Jameson's metaphor of the sculptor and his stone says much about the ontological schema guiding his work. The concrete conditions of social life, or what he calls “words, thoughts, objects, desires, people, places, activities,” constitute the real level of existence, upon which arise the distortions of the “censor” like so great a weight of stone. Or as Marx put in 1852 on the heels of Louis Bonaparte's coup d'état, “[t]he tradition of all the dead generations weighs like a nightmare on the brain of the living.”
All of this provides the fuel for the various forms of actually existing interpretation that populate Jameson's work, from cognitive mapping, to symptomatology, to allegory, to diagramming. In all of them, the lesson of the stone sculptor remains constant: form reveals the social situation; only through the forms of art and literature may we find the concrete social context in which it is embedded. In other words, the aesthetic is the precipitate of the political; to arrive at the political one must begin with the aesthetic.
That said, there is no small-scale, localizable truth in a particular film or piece of literature, some specific thing, and no other, spoken by the text once and for all. One cannot say, therefore -- as Badiou said of Deleuze -- that Jameson is monotonous in his interpretations, like that interminable bore who stifles all lively conversation with the preposterous claim that all art and culture is secretly about x, be it sex or God or death or something else entirely. Who on Earth can say what the overzealous shark in Jaws actually means?
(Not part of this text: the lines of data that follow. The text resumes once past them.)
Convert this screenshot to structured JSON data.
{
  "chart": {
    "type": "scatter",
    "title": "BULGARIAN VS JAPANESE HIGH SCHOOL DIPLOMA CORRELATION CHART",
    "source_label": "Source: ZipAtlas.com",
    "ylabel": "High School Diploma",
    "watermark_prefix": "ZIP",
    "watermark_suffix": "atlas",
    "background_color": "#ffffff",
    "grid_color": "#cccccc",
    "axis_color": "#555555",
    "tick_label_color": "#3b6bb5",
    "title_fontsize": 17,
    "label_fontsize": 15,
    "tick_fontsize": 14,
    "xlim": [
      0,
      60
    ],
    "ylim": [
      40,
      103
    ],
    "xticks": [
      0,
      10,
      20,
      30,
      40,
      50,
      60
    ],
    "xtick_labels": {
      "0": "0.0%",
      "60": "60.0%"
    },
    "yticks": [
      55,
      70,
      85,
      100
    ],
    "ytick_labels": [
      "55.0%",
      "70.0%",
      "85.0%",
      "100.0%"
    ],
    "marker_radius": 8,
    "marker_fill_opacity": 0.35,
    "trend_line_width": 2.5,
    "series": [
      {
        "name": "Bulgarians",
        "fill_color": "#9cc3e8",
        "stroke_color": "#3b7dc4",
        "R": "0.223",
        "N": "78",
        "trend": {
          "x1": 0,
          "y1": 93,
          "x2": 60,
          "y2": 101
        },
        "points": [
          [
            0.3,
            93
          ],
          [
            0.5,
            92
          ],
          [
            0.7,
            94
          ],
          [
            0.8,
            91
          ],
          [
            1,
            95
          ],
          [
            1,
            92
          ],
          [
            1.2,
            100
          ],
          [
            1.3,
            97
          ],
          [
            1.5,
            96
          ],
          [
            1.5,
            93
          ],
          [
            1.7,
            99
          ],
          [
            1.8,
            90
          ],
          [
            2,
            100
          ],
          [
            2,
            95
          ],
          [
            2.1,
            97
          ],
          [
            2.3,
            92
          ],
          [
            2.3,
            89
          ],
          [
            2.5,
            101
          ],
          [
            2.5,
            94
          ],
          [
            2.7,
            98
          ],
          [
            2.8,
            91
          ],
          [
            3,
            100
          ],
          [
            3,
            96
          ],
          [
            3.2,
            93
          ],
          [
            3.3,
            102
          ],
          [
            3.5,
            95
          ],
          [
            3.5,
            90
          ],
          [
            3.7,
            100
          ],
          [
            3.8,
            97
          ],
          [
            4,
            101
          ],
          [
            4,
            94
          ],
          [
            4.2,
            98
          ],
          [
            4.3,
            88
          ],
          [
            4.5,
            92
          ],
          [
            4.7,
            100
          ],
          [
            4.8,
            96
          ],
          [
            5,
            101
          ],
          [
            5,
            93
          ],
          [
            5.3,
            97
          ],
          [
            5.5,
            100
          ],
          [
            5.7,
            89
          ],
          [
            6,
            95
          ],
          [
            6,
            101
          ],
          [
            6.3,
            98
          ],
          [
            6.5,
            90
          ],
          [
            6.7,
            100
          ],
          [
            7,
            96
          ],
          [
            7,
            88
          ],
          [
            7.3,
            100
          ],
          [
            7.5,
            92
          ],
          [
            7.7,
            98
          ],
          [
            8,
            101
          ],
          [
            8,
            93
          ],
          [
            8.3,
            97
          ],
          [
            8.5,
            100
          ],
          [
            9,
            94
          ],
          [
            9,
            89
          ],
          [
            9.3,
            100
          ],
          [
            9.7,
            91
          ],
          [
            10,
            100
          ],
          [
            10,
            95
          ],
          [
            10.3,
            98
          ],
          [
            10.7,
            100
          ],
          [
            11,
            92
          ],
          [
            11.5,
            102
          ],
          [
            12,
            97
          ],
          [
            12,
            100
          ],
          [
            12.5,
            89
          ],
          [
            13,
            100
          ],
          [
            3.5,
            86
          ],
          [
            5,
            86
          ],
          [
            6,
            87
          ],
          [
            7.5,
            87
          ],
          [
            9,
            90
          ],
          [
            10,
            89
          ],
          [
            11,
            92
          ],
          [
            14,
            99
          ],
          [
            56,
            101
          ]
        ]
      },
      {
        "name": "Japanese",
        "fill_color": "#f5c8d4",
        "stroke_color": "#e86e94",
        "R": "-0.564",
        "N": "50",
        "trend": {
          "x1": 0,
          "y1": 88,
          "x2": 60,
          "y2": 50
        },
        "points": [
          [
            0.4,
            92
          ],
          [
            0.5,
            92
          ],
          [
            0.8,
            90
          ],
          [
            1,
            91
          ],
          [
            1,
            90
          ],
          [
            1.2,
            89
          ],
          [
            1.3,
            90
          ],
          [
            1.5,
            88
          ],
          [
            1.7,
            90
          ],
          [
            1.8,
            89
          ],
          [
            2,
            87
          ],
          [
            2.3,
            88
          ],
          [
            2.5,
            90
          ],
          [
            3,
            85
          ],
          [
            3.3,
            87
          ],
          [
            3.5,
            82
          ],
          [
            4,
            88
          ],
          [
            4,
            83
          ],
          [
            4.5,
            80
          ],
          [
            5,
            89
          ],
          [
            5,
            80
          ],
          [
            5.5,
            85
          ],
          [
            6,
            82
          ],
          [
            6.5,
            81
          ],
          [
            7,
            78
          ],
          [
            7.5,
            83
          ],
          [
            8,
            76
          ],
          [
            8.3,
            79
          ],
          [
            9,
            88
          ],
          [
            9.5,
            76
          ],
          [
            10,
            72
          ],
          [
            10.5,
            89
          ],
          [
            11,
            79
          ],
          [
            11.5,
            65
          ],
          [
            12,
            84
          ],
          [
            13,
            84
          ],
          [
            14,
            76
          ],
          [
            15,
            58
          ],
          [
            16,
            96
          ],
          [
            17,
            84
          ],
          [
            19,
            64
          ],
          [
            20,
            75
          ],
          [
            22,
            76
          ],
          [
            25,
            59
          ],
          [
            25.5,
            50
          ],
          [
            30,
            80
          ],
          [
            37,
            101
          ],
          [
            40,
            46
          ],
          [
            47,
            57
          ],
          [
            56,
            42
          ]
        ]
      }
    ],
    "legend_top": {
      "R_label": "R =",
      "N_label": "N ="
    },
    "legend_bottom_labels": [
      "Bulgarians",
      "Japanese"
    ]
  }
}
Indeed, as Jameson showed in a much read essay on filmic allegory, the shark can mean any number of things (and capitalism isn't one of them), “from the psychoanalytic to historic anxieties about the Other that menaces American society -- whether it be the Communist conspiracy or the Third World -- and even to internal fears about the unreality of daily life in America today, and in particular the haunting and unmentionable persistence of the organic -- of birth, copulation, and death.”
Jameson's Marxism is not so much the “reduction to class,” a move that might seem to exclude other forms of subjugation, but the reduction as such, the reduction to reduction, the desire to ground ideology and antagonism in the generic continuum of collective life. Interpretation is the process of grasping this reduction, not to stifle thinking under the fist of some dogmatic tenet, but to liberate it further, to push thinking beyond its immediate preconceptions and prejudices.